– Świątek może stać się legendą, ale nie jestem jeszcze tego pewna. Jest dość młoda, wygrała trzy turnieje wielkoszlemowe. Dla polskiego tenisa jest już najlepsza w historii, ale jeszcze nie całego świata – stwierdziła Pietrowa w serwisie "KP Sport".
Brązowa medalistka w deblu z igrzysk olimpijskich w Londynie w 2012 roku wypowiedziała się także na temat rywalek raszynianki.
– Gdzie jest Ons Jabeur? Jej tenis jest dla mnie najprzyjemniejszy, ale nie jest na pierwszych stronach gazet. Wygląd naturalnie także odgrywa rolę, bo w tenisie wyróżniały się piękne dziewczyny. Kto mógłby zająć to miejsce? Być może Emma Raducanu – dodała.
Pietrowa nie ukrywa również, że jesteśmy świadkami zmiany pokoleniowej.
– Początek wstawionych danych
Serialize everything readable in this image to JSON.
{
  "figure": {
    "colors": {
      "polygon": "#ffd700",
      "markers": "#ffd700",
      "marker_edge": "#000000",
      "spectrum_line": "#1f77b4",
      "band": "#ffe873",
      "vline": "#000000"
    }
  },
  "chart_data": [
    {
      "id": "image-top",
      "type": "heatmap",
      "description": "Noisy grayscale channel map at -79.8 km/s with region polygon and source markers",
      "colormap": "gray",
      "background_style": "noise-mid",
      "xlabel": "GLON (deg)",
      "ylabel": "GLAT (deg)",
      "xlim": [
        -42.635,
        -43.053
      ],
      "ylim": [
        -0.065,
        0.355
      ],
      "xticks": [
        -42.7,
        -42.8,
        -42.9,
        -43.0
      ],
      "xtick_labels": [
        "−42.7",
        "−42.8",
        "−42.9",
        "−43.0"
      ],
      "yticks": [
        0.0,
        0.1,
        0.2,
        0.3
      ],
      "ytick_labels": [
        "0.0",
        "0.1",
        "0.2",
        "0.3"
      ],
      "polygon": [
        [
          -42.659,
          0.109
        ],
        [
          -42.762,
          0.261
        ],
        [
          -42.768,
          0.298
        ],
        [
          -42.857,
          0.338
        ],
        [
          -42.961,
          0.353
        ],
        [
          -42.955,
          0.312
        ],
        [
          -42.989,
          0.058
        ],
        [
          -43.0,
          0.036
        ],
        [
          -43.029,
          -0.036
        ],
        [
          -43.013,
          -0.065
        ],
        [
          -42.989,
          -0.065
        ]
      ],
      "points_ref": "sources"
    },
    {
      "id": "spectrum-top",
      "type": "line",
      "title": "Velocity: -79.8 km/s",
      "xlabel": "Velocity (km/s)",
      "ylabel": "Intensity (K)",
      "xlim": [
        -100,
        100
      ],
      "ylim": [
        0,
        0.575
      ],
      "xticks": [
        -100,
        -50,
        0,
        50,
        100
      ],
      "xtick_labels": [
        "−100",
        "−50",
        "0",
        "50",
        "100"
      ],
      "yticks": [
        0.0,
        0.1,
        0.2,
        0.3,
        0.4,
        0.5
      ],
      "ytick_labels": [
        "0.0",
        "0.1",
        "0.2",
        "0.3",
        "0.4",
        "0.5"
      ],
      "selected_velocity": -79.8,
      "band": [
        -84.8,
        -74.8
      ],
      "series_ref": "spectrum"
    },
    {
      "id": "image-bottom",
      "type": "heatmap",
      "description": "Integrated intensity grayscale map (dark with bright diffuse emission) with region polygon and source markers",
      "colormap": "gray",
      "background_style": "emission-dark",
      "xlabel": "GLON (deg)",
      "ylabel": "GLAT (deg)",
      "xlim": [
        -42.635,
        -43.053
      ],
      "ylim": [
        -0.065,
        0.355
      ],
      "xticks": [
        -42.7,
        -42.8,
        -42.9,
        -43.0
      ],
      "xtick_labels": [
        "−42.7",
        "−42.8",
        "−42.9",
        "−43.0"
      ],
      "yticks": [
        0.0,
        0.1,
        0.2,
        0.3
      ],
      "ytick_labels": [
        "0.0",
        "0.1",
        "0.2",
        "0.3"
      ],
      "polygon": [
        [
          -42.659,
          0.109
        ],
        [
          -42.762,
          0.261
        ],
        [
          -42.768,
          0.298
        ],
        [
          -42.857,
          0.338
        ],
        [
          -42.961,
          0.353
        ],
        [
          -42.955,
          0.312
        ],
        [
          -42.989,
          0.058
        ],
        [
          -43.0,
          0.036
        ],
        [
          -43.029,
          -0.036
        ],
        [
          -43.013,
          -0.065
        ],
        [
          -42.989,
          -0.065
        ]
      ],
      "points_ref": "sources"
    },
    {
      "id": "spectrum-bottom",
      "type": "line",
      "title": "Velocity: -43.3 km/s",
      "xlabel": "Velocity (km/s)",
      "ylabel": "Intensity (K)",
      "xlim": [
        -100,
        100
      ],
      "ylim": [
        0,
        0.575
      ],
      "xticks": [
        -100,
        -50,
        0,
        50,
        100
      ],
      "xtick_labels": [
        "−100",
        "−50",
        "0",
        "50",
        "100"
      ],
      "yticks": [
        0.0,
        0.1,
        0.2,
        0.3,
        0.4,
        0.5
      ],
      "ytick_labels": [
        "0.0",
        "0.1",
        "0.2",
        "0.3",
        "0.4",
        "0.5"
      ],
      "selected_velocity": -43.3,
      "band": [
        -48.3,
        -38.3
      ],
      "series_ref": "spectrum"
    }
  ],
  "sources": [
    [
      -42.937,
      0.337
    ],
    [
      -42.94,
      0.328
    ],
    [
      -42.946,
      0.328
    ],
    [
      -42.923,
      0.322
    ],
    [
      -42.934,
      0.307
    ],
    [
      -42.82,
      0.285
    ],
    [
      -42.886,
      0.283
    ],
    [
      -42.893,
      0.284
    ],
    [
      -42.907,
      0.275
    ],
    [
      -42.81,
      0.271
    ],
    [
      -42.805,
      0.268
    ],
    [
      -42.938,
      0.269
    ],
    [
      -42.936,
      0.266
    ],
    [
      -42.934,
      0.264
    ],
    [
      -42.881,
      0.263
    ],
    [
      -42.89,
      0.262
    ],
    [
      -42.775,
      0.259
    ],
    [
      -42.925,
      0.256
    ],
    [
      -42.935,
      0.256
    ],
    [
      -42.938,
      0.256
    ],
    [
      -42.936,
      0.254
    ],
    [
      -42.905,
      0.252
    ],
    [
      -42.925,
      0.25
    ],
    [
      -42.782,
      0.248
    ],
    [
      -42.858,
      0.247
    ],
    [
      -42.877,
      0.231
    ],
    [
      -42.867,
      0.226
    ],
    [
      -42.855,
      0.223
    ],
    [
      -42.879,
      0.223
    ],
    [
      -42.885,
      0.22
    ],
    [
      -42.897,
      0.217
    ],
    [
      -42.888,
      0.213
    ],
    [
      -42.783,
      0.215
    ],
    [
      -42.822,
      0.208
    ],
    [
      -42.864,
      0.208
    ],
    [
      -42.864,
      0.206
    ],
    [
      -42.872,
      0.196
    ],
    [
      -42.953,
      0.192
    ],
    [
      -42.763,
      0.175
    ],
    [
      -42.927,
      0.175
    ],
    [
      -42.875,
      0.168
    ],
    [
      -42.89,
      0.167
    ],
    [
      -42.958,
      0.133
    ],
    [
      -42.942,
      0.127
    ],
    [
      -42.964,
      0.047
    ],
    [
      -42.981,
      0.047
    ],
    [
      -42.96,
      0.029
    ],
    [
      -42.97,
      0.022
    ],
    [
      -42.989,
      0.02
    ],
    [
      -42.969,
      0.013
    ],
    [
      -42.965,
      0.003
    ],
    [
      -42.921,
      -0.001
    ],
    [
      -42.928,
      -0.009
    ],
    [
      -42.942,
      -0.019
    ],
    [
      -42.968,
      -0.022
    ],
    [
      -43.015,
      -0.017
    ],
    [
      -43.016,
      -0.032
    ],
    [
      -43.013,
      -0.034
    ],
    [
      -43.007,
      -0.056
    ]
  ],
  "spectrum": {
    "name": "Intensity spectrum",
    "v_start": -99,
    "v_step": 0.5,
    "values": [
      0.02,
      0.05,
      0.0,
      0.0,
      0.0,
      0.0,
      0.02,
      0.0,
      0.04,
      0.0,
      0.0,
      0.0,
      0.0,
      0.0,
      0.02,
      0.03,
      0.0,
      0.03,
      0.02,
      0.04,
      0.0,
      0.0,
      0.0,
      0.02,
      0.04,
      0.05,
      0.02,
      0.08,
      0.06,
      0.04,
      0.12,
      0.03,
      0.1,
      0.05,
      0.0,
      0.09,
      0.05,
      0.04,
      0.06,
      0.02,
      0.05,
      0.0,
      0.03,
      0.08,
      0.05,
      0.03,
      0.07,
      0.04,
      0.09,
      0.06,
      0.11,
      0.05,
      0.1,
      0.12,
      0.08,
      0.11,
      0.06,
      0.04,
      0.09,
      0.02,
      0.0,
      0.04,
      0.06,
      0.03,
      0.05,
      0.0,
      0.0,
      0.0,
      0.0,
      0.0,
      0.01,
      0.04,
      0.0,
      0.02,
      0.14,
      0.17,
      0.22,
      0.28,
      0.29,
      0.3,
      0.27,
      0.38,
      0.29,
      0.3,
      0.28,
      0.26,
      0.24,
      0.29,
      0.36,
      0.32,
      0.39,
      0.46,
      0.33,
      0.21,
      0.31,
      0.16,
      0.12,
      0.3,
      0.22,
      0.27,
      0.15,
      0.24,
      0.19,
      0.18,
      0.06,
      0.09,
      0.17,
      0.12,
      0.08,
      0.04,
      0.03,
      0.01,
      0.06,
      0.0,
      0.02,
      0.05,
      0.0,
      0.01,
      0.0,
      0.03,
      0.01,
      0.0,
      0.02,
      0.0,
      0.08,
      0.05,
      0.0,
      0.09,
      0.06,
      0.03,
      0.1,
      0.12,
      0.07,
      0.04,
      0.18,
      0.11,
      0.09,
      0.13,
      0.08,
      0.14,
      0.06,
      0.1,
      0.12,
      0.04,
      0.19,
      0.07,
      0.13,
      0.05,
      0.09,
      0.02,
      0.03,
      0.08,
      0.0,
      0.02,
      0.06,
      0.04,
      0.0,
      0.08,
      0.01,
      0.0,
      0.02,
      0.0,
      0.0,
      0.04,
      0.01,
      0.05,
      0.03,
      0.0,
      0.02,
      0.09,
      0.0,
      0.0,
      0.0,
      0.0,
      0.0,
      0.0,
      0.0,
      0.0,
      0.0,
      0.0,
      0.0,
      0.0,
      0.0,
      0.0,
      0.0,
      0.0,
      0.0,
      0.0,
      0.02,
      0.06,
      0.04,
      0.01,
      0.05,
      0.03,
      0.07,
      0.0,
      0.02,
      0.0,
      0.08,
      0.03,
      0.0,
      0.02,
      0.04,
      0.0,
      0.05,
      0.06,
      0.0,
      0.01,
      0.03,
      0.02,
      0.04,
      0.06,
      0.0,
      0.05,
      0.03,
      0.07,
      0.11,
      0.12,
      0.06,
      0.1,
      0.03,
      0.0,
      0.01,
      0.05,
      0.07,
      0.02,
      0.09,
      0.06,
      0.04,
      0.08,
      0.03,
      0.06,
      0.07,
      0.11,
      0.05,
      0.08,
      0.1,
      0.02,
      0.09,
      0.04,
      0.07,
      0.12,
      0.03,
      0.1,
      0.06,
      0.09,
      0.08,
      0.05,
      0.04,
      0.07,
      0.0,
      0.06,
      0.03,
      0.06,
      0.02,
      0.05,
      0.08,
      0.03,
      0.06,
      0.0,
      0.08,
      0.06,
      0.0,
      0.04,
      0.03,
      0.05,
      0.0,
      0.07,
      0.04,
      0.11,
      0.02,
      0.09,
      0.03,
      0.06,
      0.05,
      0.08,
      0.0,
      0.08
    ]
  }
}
– Zapytaj przechodnia na ulicy o obecne gwiazdy tenisa, to on Ci na to pytanie nie odpowie, prawdopodobnie z powodu zmiany pokoleniowej. Elitarna dziesiątka, która była też wielkimi osobowościami, odeszła. W tym roku Iga Świątek wyrobiła swoją markę wielkimi szlemami i wieloma zwycięstwami – podsumowała.
W aktualnym rankingu WTA Iga ma przeszło 6,000 punktów przewagi nad drugą Ons Jabeur. A największa zdobycz w pojedynczym turnieju to 2,000 "oczek" (w wielkich szlemach). Można zatem stwierdzić, że raszynianka ma przewagę trzech zwycięstw wielkoszlemowych nad najgroźniejszą rywalką.
Aktualnie Świątek szykuje się do finałów WTA w Fort Worth (USA), które zostaną rozegrane w dniach 31.10-07.11.